Sunday Times columnist Ian Cowie puts 1% of his pension in badly-performing Baillie Gifford trust, drawn by its holding in Elon Musk’s SpaceX and double-digit share price discount.

One of our best-read stories last week was about the latest poor annual results from Edinburgh Worldwide (EWI ), so it was interesting to see Ian Cowie tell Sunday Times readers he had put 1% of his ‘Forever Fund’ pension into the Baillie Gifford underperformer.

Writing his weekly Personal Account, Cowie, a former Investment Trust Insider columnist and Telegraph personal finance editor, said he had snapped up EWI shares at 152p on a 14% discount.

They closed on Friday at 145p with the discount reaching nearly 15% having, in Cowie’s words, achieved a ‘dismal hat-trick’ of being the worst performer in the AIC Global Smaller Companies over 10, five and one-year periods with total shareholder returns of 70.4%, -12.9% and -16.9%, respectively.

Paraphrasing Oscar Wilde, Cowie explained he had the stars in his eyes, rather than the gutter of EWI’s woeful past performance.
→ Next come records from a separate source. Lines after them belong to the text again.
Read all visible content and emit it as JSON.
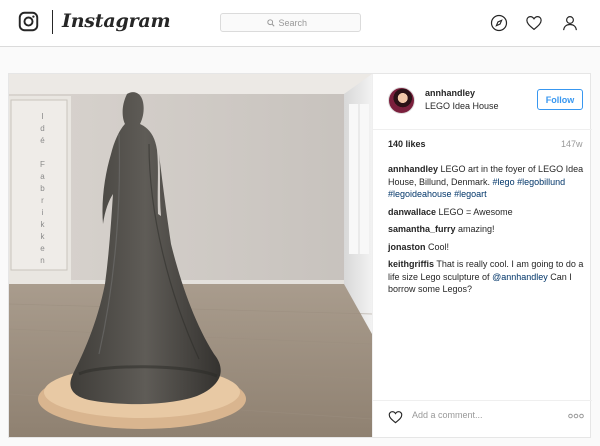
{
  "nav": {
    "brand": "Instagram",
    "search_placeholder": "Search",
    "icons": [
      "instagram-logo-icon",
      "compass-icon",
      "heart-icon",
      "user-icon"
    ]
  },
  "post": {
    "author": "annhandley",
    "location": "LEGO Idea House",
    "follow_label": "Follow",
    "likes": "140 likes",
    "age": "147w",
    "photo_wall_text": "Idé Fabrikken",
    "caption": {
      "user": "annhandley",
      "text": " LEGO art in the foyer of LEGO Idea House, Billund, Denmark. ",
      "tags": [
        "#lego",
        "#legobillund",
        "#legoideahouse",
        "#legoart"
      ]
    },
    "comments": [
      {
        "user": "danwallace",
        "text": " LEGO = Awesome"
      },
      {
        "user": "samantha_furry",
        "text": " amazing!"
      },
      {
        "user": "jonaston",
        "text": " Cool!"
      },
      {
        "user": "keithgriffis",
        "text": " That is really cool. I am going to do a life size Lego sculpture of ",
        "mention": "@annhandley",
        "text2": " Can I borrow some Legos?"
      }
    ],
    "add_comment_placeholder": "Add a comment...",
    "link_color": "#003569",
    "accent_color": "#3897f0"
  }
}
This poor showing was caused by the £654m portfolio’s slump in the growth selloff of the past two years as interest rates have surged, putting ‘Mr Market’ off its ‘jam tomorrow’ holdings.

Cowie’s motivation to buy the trust was the 9.1% weighting fund managers Douglas Brodie, Svetlana Viteva, Luke Ward have to Elon Musk’s unlisted rocket company SpaceX, which Cowie described as ‘one of the most exciting private companies on this planet’ with revenues nearly doubling to $4.6bn in 2022.

Cowie said his interest in SpaceX was less about Musk’s dreams of rockets soaring to Mars, and was more about its Starlink subsidiary which operates a constellation of satellites around the Earth, offering the prospect of faster broadband and internet access to all parts of the world.

The DIY investing columnist is impressed with Starlink’s growth prospects, writing: ‘Last month it claimed to have 2.3m active customers, an increase of 300,000 from three months earlier.’

The service costs a minimum of £75 a month with its hardware priced at about £450, said Cowie, who reported a hint from Musk that the company may launch a new, more portable dish this year.

Last June the US Department of Defense signed a contract for Starlink to continue supplying Ukraine with wi-fi believed to be worth $20m a month.

Cowie said he had in mind what professional investors like Baillie Gifford call ‘asymmetric returns’. ‘In plain English, the most EWI can lose on SpaceX and Starlink is 100% of its investment – but the potential upside is unlimited.

‘But beware that most “moonshot” stocks go up like a rocket and come down like a stick,’ he added, recalling that a tender offer for shares in SpaceX had valued the group at $150bn.  

EWI’s other interesting assets include drone-maker AeroVironment and UK online groceries delivery group Ocado (OCDO).

With his eyes on the trust’s fundamentals, Cowie did not refer to US hedge fund manager Saba Capital which has established an 11% stake that could be a prelude to an activist campaign to push the board into taking steps into narrowing the discount.

Saba has challenged the board of European Opportunities Trust (EOT ) this way but also successfully traded a big position in EWI stablemate Scottish Mortgage (SMT ) last year without commenting publicly.

Shares in EWI rose 1.9% to 147p this morning.